Divide and Conquer recurrences are mathematical equations. It describes the time complexity of divide-and-conquer algorithms. Divide and conquer is a problem-solving technique to solve a big problem by breaking down it into smaller subproblems. And this smaller subproblem is then solved independently to find the solution for the original problem. After solving these subproblems, we combine them to find the solution to the original problem.

In other words, we can also explain that the algorithm is called divide and conquer because it divides the problem into smaller subproblems and later combines the solution of each subproblem to reach the solution of the main/original problem. This process of reaching the solution to the main problem is done using recursion. The problem function calls itself recursively until the base condition is reached. The running time of such algorithms is described using recurrence equations.

Time complexity analysis of divide and conquer algorithms requires recurrence relations. This recurrence relations equation expresses the running time of an algorithm in terms of the running time on smaller input sizes n.

## Divide and Conquer Recurrence Relation

**T(n) = a * T(n/b) + f(n)**

**Where:**

- T(n) – Time complexity of the algorithm on an input of size n.
- a – Number of subproblems.
- n/b – Size of each subproblem.
- f(n) – Time complexity of any additional work done outside the recursive calls.

## Divide and Conquer involves three main steps

**Divide**: Break the problem into smaller subproblems of the same type.**Conquer**: Solve these subproblems, usually recursively.**Combine**: Merge the solutions of the subproblems to solve the original problem.

This method reduces the complexity of solving big problems by focusing on smaller, easier-to-solve pieces.

## Example to understand the concept of divide and conquer recurrences

### Fibonacci Series Numbers

The Fibonacci series generates a sequence of numbers where each number is obtained by the sum of its two preceding numbers.
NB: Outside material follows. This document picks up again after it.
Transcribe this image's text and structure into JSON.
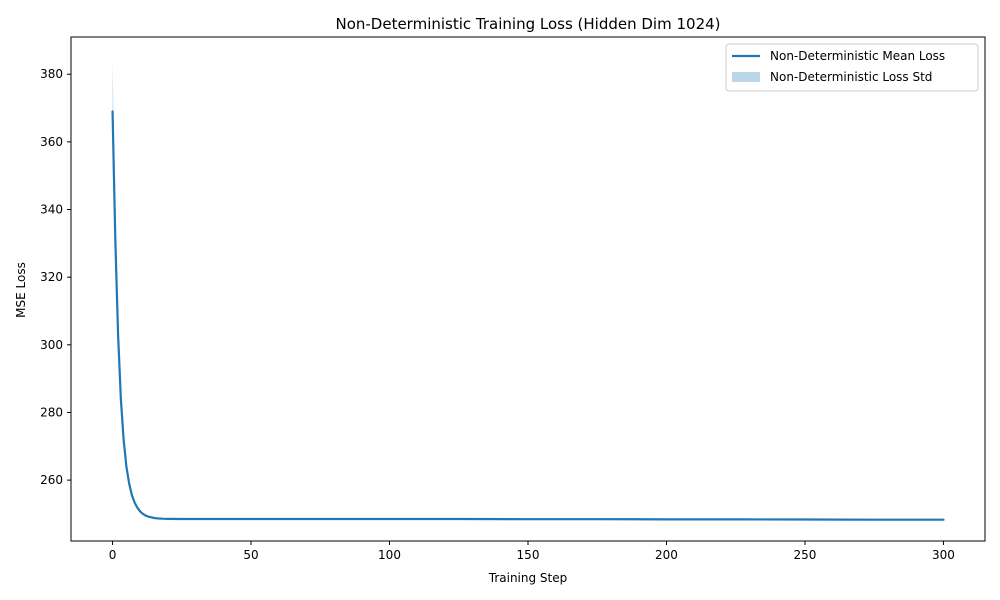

However, we can compute Fibonacci numbers using a divide-and-conquer approach.

**Recurrence relation for computing the nth Fibonacci number:**

**T(n) = T(n-1) + T(n-2) + O(1)**

**In the above example**

**T(n) –**The time complexity of computing the nth Fibonacci number.**(n-1)th and (n-2)th**– The algorithm recursively computes the (n-1)th and (n-2)th Fibonacci numbers and then adds them together.**(O(1))**– The additional work done outside the recursive calls is the constant time operation of addition (O(1)).

This recurrence relation describes the time complexity of computing Fibonacci numbers.

## Examples of Divide and Conquer Recurrences

**Binary Search**: This is a method to find an item in a sorted list. First, we divide the list into two halves. We then determine in which half the item would be, if it’s there at all. We keep dividing the half where the item could be until we find the item or conclude it’s not there. This process can be described by the recurrence relation T(n) = T(n/2) + c, where T(n) is the time to search in a list of n items, and c is the constant time to do the division and comparison at each step.**Merge Sort**: This algorithm sorts a list by dividing it into two halves, sorting each half, and then merging the sorted halves. The sorting of each half is done recursively using the same divide-and-conquer approach. The recurrence relation for merge sort is T(n) = 2T(n/2) + cn, where T(n) is the time to sort a list of n items, and cn represents the time to merge the two sorted halves.

## Important Points

**Recurrence Relations**: These are equations that define sequences of numbers. In the context of divide and conquer, they help us understand how the time or space requirements of an algorithm grow as the size of the input increases.**Solving Recurrences**: Techniques like the Master Theorem can be used to find closed-form solutions to recurrence relations, giving us a clear understanding of an algorithm’s efficiency.**Example with Real-life Analogy**: Imagine a large family photo that needs to be cut into individual pictures. Instead of cutting each person out one by one, you could divide the photo into halves, then quarters, and so on, until each person’s picture is separated. This “divide and conquer” approach simplifies the task, similar to how algorithms tackle complex problems.

## Conclusion

Divide and Conquer is a powerful strategy in computer science for solving problems efficiently. By breaking down a large problem into smaller parts, solving those parts, and then combining the solutions, complex tasks become more manageable.